You really need something like Microsoft ISA to do such which can generate a
lot of reports. You can download a fully fictional time limited trial
version [ at the link below] if you want to see if it suits your needs. In
secure NAT mode, all you have to do is configure your computers to use the
ISA server as their default gateway. If you use it as proxy server for
Internet Explorer you can get more detailed use on usage by users. I find
that ISA 2004 is easy to use and a nice improvement over ISA 2000. --- Steve
http://www.microsoft.com/isaserver/evaluation/trial/
"Pradeep" <(E-Mail Removed)> wrote in message
news:(E-Mail Removed) om...
> Hi,
>
> For the past couple of months, our WAN usage has started to exceed our
> budget. We need a way to log incoming and outgoing bytes per ip
> address so that we can build daily bandwidth consumption reports. The
> Linksys router that we were using does not provide byte count
> (although it gave a list of incoming and outgoing ip addresses).
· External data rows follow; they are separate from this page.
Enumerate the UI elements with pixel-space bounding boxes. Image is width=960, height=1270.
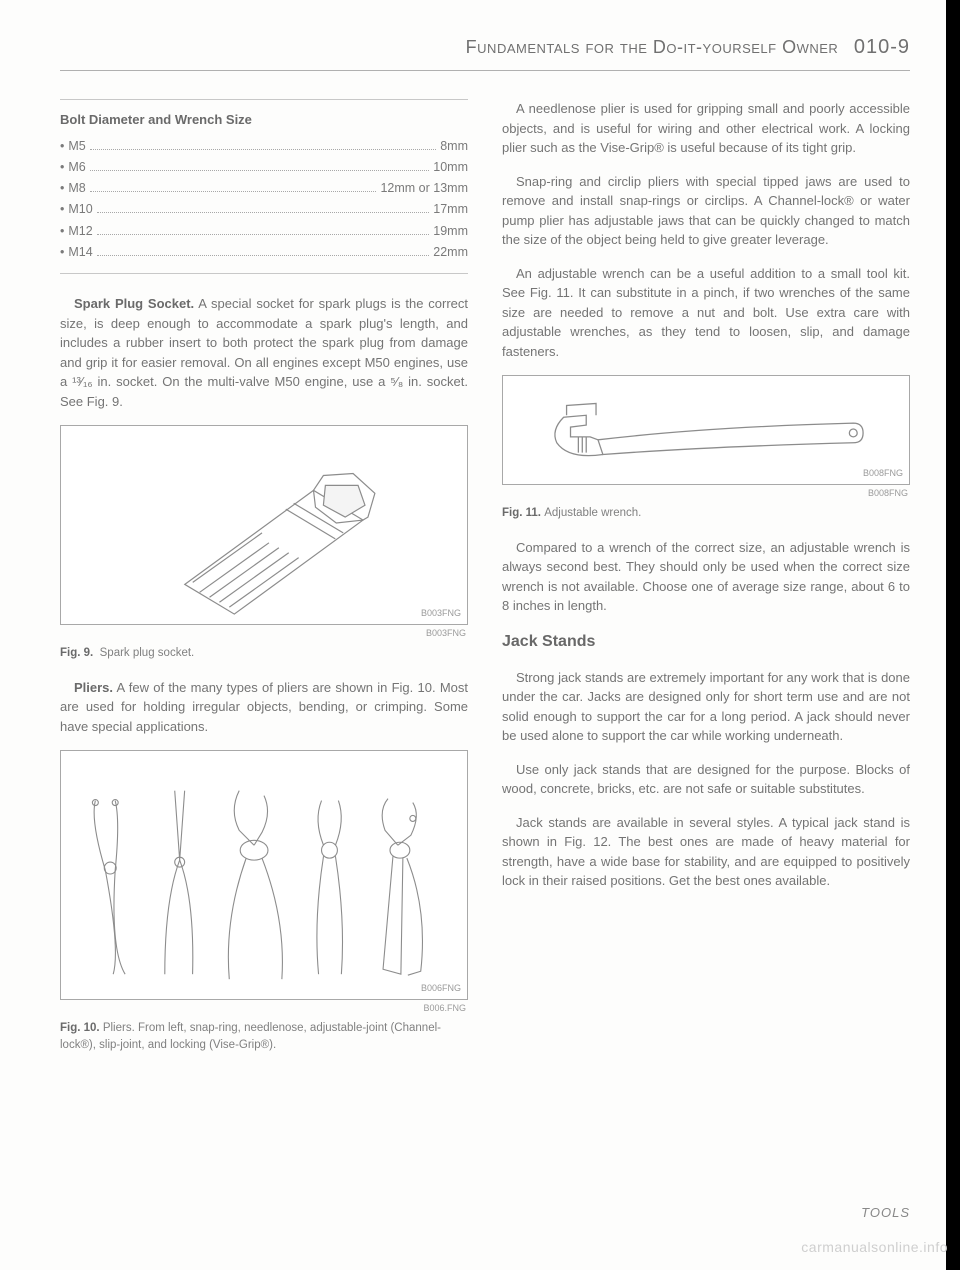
- fig9-caption-text: Spark plug socket.: [100, 647, 195, 659]
- box-rule-bottom: [60, 273, 468, 274]
- paragraph-r1: A needlenose plier is used for gripping …: [502, 99, 910, 158]
- bolt-label: M5: [68, 136, 85, 157]
- paragraph-j3: Jack stands are available in several sty…: [502, 813, 910, 891]
- pliers-set-icon: [61, 751, 467, 999]
- paragraph-r4: Compared to a wrench of the correct size…: [502, 538, 910, 616]
- bolt-size: 22mm: [433, 242, 468, 263]
- table-row: •M610mm: [60, 157, 468, 178]
- table-row: •M1017mm: [60, 199, 468, 220]
- fig10-caption: Fig. 10. Pliers. From left, snap-ring, n…: [60, 1020, 468, 1055]
- box-rule-top: [60, 99, 468, 100]
- fig9-code-out: B003FNG: [60, 627, 466, 641]
- paragraph-r2: Snap-ring and circlip pliers with specia…: [502, 172, 910, 250]
- page-header: Fundamentals for the Do-it-yourself Owne…: [60, 32, 910, 71]
- fig9-caption-b: Fig. 9.: [60, 647, 93, 659]
- figure-9-box: B003FNG: [60, 425, 468, 625]
- bolt-label: M10: [68, 199, 92, 220]
- fig11-caption: Fig. 11. Adjustable wrench.: [502, 505, 910, 522]
- table-row: •M1219mm: [60, 221, 468, 242]
- table-row: •M812mm or 13mm: [60, 178, 468, 199]
- fig11-caption-text: Adjustable wrench.: [544, 507, 641, 519]
- fig11-caption-b: Fig. 11.: [502, 507, 541, 519]
- fig11-code-out: B008FNG: [502, 487, 908, 501]
- page-edge-black: [946, 0, 960, 1270]
- fig11-code-in: B008FNG: [863, 467, 903, 481]
- footer-section: TOOLS: [861, 1203, 910, 1223]
- bolt-label: M14: [68, 242, 92, 263]
- text-spark: A special socket for spark plugs is the …: [60, 296, 468, 409]
- header-title: Fundamentals for the Do-it-yourself Owne…: [466, 37, 839, 57]
- bolt-size: 12mm or 13mm: [380, 178, 468, 199]
- paragraph-r3: An adjustable wrench can be a useful add…: [502, 264, 910, 362]
- fig10-caption-b: Fig. 10.: [60, 1022, 100, 1034]
- bolt-label: M6: [68, 157, 85, 178]
- fig10-caption-text: Pliers. From left, snap-ring, needlenose…: [60, 1022, 441, 1051]
- fig10-code-in: B006FNG: [421, 982, 461, 996]
- jack-stands-heading: Jack Stands: [502, 630, 910, 654]
- header-page-number: 010-9: [854, 36, 910, 58]
- left-column: Bolt Diameter and Wrench Size •M58mm •M6…: [60, 99, 468, 1070]
- bolt-size: 17mm: [433, 199, 468, 220]
- figure-10-box: B006FNG: [60, 750, 468, 1000]
- paragraph-spark: Spark Plug Socket. A special socket for …: [60, 294, 468, 411]
- watermark: carmanualsonline.info: [801, 1237, 948, 1258]
- bolt-size: 10mm: [433, 157, 468, 178]
- paragraph-pliers: Pliers. A few of the many types of plier…: [60, 678, 468, 737]
- bolt-size: 19mm: [433, 221, 468, 242]
- lead-spark: Spark Plug Socket.: [74, 296, 194, 311]
- table-row: •M1422mm: [60, 242, 468, 263]
- right-column: A needlenose plier is used for gripping …: [502, 99, 910, 1070]
- bolt-size: 8mm: [440, 136, 468, 157]
- fig9-code-in: B003FNG: [421, 607, 461, 621]
- text-pliers: A few of the many types of pliers are sh…: [60, 680, 468, 734]
- page-content: Fundamentals for the Do-it-yourself Owne…: [60, 32, 910, 1250]
- paragraph-j2: Use only jack stands that are designed f…: [502, 760, 910, 799]
- figure-11-box: B008FNG: [502, 375, 910, 485]
- paragraph-j1: Strong jack stands are extremely importa…: [502, 668, 910, 746]
- fig9-caption: Fig. 9. Spark plug socket.: [60, 645, 468, 662]
- fig10-code-out: B006.FNG: [60, 1002, 466, 1016]
- table-row: •M58mm: [60, 136, 468, 157]
- bolt-label: M8: [68, 178, 85, 199]
- bolt-table-title: Bolt Diameter and Wrench Size: [60, 110, 468, 130]
- bolt-table: •M58mm •M610mm •M812mm or 13mm •M1017mm …: [60, 136, 468, 264]
- spark-plug-socket-icon: [61, 426, 467, 624]
- adjustable-wrench-icon: [503, 376, 909, 484]
- bolt-label: M12: [68, 221, 92, 242]
- lead-pliers: Pliers.: [74, 680, 113, 695]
So I
> configured a Windows 2003 Server with two network cards and enabled
> routing on the box. The "enable firewall" setting even provides an
> option to create a log file that shows the incoming and outgoing
> connections and the data size that is used during the transfer.
>
> Here is the problem.
>
> The data that is logged shows incoming/outgoing connections on the WAN
> network card, not on the LAN network card. I never get to see any IP
> address for the LAN. I fail to see any setting that I can enable on
> the LAN network card to log information about the connection that is
> being routed
>
> The Linksys router at least showed the LAP ip addresses :-(.
>
> Did I just missing something? Is there any setting that I can enable
> to log the data that I am looking for?
>
> Thank you in advance for enlightening me.